Association between genotype and metabolic traits
No significant associations between the five SNP genotypes were observed with metabolic traits in both the T2DM and NDM groups (data not shown).
Comparison of genotypic and allelic distribution of five SNPs (rs895819, rs531564, rs11888095, rs3820455 and rs2910164) between T2DMand NDM
Different inheritance models analysis of the SNP rs531564 in miR-124a between the T2DM and NDM group
Different inheritance models analysis of the SNP rs2910164 in miR-146a between the T2DM and NDM group
The Han Chinese population is more genetically predisposed to T2DM than European populations[24,25]. It is therefore imperative to explore the genetic architecture and T2DM susceptibility loci that are unique to the Han Chinese population. In this study, we evaluated the associations between five SNPs in miRNAs with T2DM in a Han Chinese population. Our results showed that among these SNPs, rs531564 in miR-124a and rs2910164 in miR-146a were associated with T2DM. In particular, the C allele for rs531564 was associated with a low risk of T2DM. Conversely, the C allele for rs2910164 was associated with an increased risk of T2DM. The other three SNPs (rs895819 in miR-27a, rs11888095 in miR-128a and rs3820455 in miR-194a) had no observed associations with T2DM in allele, genotype nor in different heritance models.

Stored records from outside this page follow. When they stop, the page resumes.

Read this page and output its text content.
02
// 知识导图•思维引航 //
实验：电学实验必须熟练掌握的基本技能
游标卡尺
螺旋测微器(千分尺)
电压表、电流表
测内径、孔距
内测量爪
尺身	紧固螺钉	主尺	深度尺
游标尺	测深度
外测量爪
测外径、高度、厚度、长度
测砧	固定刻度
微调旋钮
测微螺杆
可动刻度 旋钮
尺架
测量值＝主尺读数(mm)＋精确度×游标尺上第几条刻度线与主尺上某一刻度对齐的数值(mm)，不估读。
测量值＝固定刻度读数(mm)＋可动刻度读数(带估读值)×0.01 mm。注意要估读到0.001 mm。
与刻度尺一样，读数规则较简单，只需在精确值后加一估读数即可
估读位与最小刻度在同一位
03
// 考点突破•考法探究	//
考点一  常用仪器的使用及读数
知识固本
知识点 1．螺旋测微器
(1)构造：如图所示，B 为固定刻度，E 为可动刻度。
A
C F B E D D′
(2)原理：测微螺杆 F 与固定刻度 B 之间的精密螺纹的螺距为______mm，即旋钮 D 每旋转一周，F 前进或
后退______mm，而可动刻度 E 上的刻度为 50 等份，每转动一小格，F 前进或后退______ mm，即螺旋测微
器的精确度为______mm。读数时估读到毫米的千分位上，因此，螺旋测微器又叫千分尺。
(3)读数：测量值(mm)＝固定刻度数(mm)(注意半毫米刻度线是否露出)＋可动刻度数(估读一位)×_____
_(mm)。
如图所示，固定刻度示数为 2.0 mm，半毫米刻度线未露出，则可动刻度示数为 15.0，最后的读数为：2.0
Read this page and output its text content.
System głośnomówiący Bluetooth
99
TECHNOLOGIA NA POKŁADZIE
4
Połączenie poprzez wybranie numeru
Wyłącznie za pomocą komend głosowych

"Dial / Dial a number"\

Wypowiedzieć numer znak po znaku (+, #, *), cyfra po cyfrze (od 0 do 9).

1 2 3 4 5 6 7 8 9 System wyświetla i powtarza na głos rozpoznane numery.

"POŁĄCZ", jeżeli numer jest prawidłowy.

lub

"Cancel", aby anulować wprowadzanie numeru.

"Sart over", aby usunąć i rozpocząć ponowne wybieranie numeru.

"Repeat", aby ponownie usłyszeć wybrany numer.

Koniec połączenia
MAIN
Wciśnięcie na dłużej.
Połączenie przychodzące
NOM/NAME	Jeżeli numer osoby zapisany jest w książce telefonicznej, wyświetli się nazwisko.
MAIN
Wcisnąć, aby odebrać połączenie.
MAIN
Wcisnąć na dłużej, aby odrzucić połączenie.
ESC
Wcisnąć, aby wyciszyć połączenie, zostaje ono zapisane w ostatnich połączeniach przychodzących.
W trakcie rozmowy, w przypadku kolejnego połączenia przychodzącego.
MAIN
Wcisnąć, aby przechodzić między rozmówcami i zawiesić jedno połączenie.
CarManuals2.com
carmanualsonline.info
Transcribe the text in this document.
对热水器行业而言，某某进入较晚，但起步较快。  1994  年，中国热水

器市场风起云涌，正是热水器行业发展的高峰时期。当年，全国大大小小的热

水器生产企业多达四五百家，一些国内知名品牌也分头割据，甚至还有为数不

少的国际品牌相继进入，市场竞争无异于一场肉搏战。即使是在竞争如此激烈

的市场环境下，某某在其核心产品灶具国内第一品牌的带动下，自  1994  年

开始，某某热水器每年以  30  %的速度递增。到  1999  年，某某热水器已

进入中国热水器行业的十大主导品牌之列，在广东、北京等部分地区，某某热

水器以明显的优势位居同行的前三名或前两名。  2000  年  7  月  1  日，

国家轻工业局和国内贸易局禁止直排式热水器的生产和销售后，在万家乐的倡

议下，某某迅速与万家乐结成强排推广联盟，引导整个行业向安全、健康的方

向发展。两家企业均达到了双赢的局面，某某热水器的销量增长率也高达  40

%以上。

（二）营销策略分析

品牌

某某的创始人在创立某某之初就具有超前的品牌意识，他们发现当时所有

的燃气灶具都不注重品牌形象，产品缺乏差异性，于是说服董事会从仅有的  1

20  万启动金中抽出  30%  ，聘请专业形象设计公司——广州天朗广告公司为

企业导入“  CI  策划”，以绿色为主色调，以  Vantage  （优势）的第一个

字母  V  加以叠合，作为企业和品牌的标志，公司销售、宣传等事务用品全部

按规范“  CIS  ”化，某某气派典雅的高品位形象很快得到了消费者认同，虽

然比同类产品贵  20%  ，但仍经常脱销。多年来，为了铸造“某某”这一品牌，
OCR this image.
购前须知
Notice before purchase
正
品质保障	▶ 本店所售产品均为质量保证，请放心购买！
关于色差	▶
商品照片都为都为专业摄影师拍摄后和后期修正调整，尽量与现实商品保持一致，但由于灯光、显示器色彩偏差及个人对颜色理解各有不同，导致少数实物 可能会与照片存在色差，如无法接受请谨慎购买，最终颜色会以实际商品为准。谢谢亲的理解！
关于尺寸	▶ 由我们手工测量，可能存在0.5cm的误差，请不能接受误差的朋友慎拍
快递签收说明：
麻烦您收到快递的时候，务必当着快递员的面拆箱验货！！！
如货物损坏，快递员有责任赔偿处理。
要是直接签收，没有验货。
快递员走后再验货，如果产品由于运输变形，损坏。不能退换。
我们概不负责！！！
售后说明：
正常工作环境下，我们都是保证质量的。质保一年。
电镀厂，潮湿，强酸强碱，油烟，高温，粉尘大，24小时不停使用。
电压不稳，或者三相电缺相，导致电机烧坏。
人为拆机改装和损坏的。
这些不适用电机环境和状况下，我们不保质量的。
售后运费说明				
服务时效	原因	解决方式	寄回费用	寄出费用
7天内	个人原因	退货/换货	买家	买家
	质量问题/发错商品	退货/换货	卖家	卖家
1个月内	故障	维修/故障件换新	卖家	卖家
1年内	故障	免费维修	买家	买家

The miR-124a has been identified as being involved in the development of the pancreas and the differentiation of pancreatic β cells[20,27]. Moreover, recent study has shown that miR-124a was hyper expressed in T2DM human pancreatic islet and its overexpression impaired the glucose-stimulated insulin secretion. In 2013, Ciccacci et al. proved rs531564 in miR-124a, which is located in the pri-miR region, was associated with T2DM in an Italian population, and the G allele of rs531564 was the risk allele of T2DM. In the current study, we also observed that rs531564 in miR-124a was associated with T2DM in a Han Chinese population, and the C allele of rs531564 was associated with a low risk of T2DM. In 2012, Qi L et al. showed that the G variant allele of rs531564 in miR-124a can alter the stability of the pri-miR and lead to a different mature miRNA structure; also, the amount of mature miR-124a in the CC genotype was 20% lower than in the GG genotype. Thus, the miR-124a overexpression caused by the G allele could alter insulin secretion and create increased susceptibility to the development of T2DM.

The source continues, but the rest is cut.